Now You’re One of Us
Asa Nonami

Vertical, Inc.
Trade Paperback, $14.95
Reviewed by Sheila Merritt

The mysteries of the Far East become even more mysterious in the novel Now You’re One of Us. Set in Japan, and originally written in Japanese, it loses little in translation. The language of horror is universal.

The book begins with the classic gothic set-up. A young woman, Noriko, marries and moves with her new husband into the family abode. The problem is, his multi-generational family lives there, as well. Noriko becomes the ninth person in the household, which warmly welcomes her into the fold. Of course, as time passes, the new bride begins to have misgivings about her freshly acquired family: “Their restless glances bore no relation to the words they were exchanging, creating an eerie, at times almost vicious atmosphere. People who don’t need words. A close-knit family.”
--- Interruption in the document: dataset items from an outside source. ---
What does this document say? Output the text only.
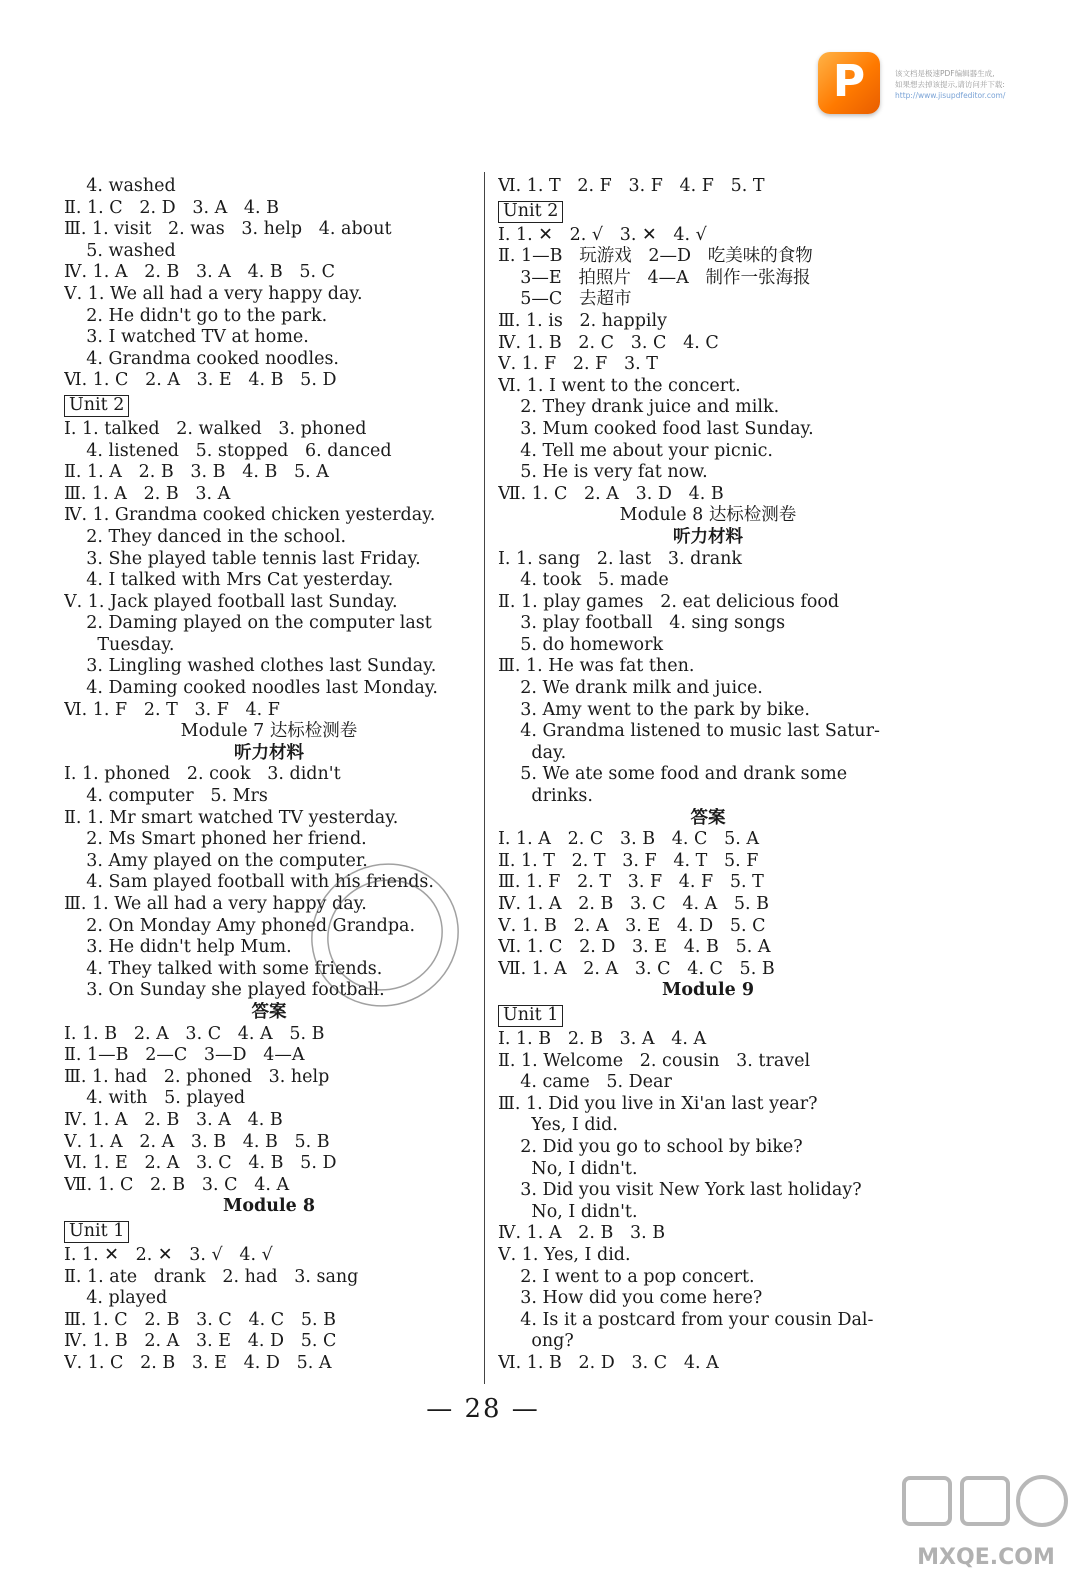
P	该文档是极速PDF编辑器生成,
如果想去掉该提示,请访问并下载:
http://www.jisupdfeditor.com/
4. washed
Ⅱ. 1. C   2. D   3. A   4. B
Ⅲ. 1. visit   2. was   3. help   4. about
5. washed
Ⅳ. 1. A   2. B   3. A   4. B   5. C
Ⅴ. 1. We all had a very happy day.
2. He didn't go to the park.
3. I watched TV at home.
4. Grandma cooked noodles.
Ⅵ. 1. C   2. A   3. E   4. B   5. D
Unit 2
Ⅰ. 1. talked   2. walked   3. phoned
4. listened   5. stopped   6. danced
Ⅱ. 1. A   2. B   3. B   4. B   5. A
Ⅲ. 1. A   2. B   3. A
Ⅳ. 1. Grandma cooked chicken yesterday.
2. They danced in the school.
3. She played table tennis last Friday.
4. I talked with Mrs Cat yesterday.
Ⅴ. 1. Jack played football last Sunday.
2. Daming played on the computer last
Tuesday.
3. Lingling washed clothes last Sunday.
4. Daming cooked noodles last Monday.
Ⅵ. 1. F   2. T   3. F   4. F
Module 7 达标检测卷
听力材料
Ⅰ. 1. phoned   2. cook   3. didn't
4. computer   5. Mrs
Ⅱ. 1. Mr smart watched TV yesterday.
2. Ms Smart phoned her friend.
3. Amy played on the computer.
4. Sam played football with his friends.
Ⅲ. 1. We all had a very happy day.
2. On Monday Amy phoned Grandpa.
3. He didn't help Mum.
4. They talked with some friends.
3. On Sunday she played football.
答案
Ⅰ. 1. B   2. A   3. C   4. A   5. B
Ⅱ. 1—B   2—C   3—D   4—A
Ⅲ. 1. had   2. phoned   3. help
4. with   5. played
Ⅳ. 1. A   2. B   3. A   4. B
Ⅴ. 1. A   2. A   3. B   4. B   5. B
Ⅵ. 1. E   2. A   3. C   4. B   5. D
Ⅶ. 1. C   2. B   3. C   4. A
Module 8
Unit 1
Ⅰ. 1. ✕   2. ✕   3. √   4. √
Ⅱ. 1. ate   drank   2. had   3. sang
4. played
Ⅲ. 1. C   2. B   3. C   4. C   5. B
Ⅳ. 1. B   2. A   3. E   4. D   5. C
Ⅴ. 1. C   2. B   3. E   4. D   5. A
Ⅵ. 1. T   2. F   3. F   4. F   5. T
Unit 2
Ⅰ. 1. ✕   2. √   3. ✕   4. √
Ⅱ. 1—B   玩游戏   2—D   吃美味的食物
3—E   拍照片   4—A   制作一张海报
5—C   去超市
Ⅲ. 1. is   2. happily
Ⅳ. 1. B   2. C   3. C   4. C
Ⅴ. 1. F   2. F   3. T
Ⅵ. 1. I went to the concert.
2. They drank juice and milk.
3. Mum cooked food last Sunday.
4. Tell me about your picnic.
5. He is very fat now.
Ⅶ. 1. C   2. A   3. D   4. B
Module 8 达标检测卷
听力材料
Ⅰ. 1. sang   2. last   3. drank
4. took   5. made
Ⅱ. 1. play games   2. eat delicious food
3. play football   4. sing songs
5. do homework
Ⅲ. 1. He was fat then.
2. We drank milk and juice.
3. Amy went to the park by bike.
4. Grandma listened to music last Satur-
day.
5. We ate some food and drank some
drinks.
答案
Ⅰ. 1. A   2. C   3. B   4. C   5. A
Ⅱ. 1. T   2. T   3. F   4. T   5. F
Ⅲ. 1. F   2. T   3. F   4. F   5. T
Ⅳ. 1. A   2. B   3. C   4. A   5. B
Ⅴ. 1. B   2. A   3. E   4. D   5. C
Ⅵ. 1. C   2. D   3. E   4. B   5. A
Ⅶ. 1. A   2. A   3. C   4. C   5. B
Module 9
Unit 1
Ⅰ. 1. B   2. B   3. A   4. A
Ⅱ. 1. Welcome   2. cousin   3. travel
4. came   5. Dear
Ⅲ. 1. Did you live in Xi'an last year?
Yes, I did.
2. Did you go to school by bike?
No, I didn't.
3. Did you visit New York last holiday?
No, I didn't.
Ⅳ. 1. A   2. B   3. B
Ⅴ. 1. Yes, I did.
2. I went to a pop concert.
3. How did you come here?
4. Is it a postcard from your cousin Dal-
ong?
Ⅵ. 1. B   2. D   3. C   4. A
— 28 —
MXQE.COM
Ihis insular environment wreaks havoc on the protagonist’s emotions, as she veers from extreme doubt to longing for familial acceptance. She wonders about the various plants in the verdant garden, and finds it strange that there were no relatives outside of the groom’s household at his wedding to her. Then there’s the nagging question about a propane explosion that kills four people, one of whom seemed to have been a nuisance to Noriko’s in-laws.

At times lulled by the attractiveness of the family and at other times repulsed by it, Noriko feels like an outsider. This only contributes to what could be interpreted as paranoia. There are head games played; manipulations galore, as well as pervasive uneasiness: “The hallway felt good beneath her bare feet. The cool, dry floor seemed to be her only direct contact with reality in that house.”

Writer Asa Nonami won the first annual Japan Mystery Suspense Award for debut talent in 1988, and the Naoki Prize for excellence in popular fiction in 1996. Now You’re One of Us was originally published in Japan in 1993. A different country, a different culture, and characters who create something far more fishy than sushi, make for a very unusual reading experience. Jolting and disturbing, this is a powerful work; it’s an unconventional tale despite the conventional gothic trappings. Recommended to those who like “J Horror” movies and readers who don’t shock easily.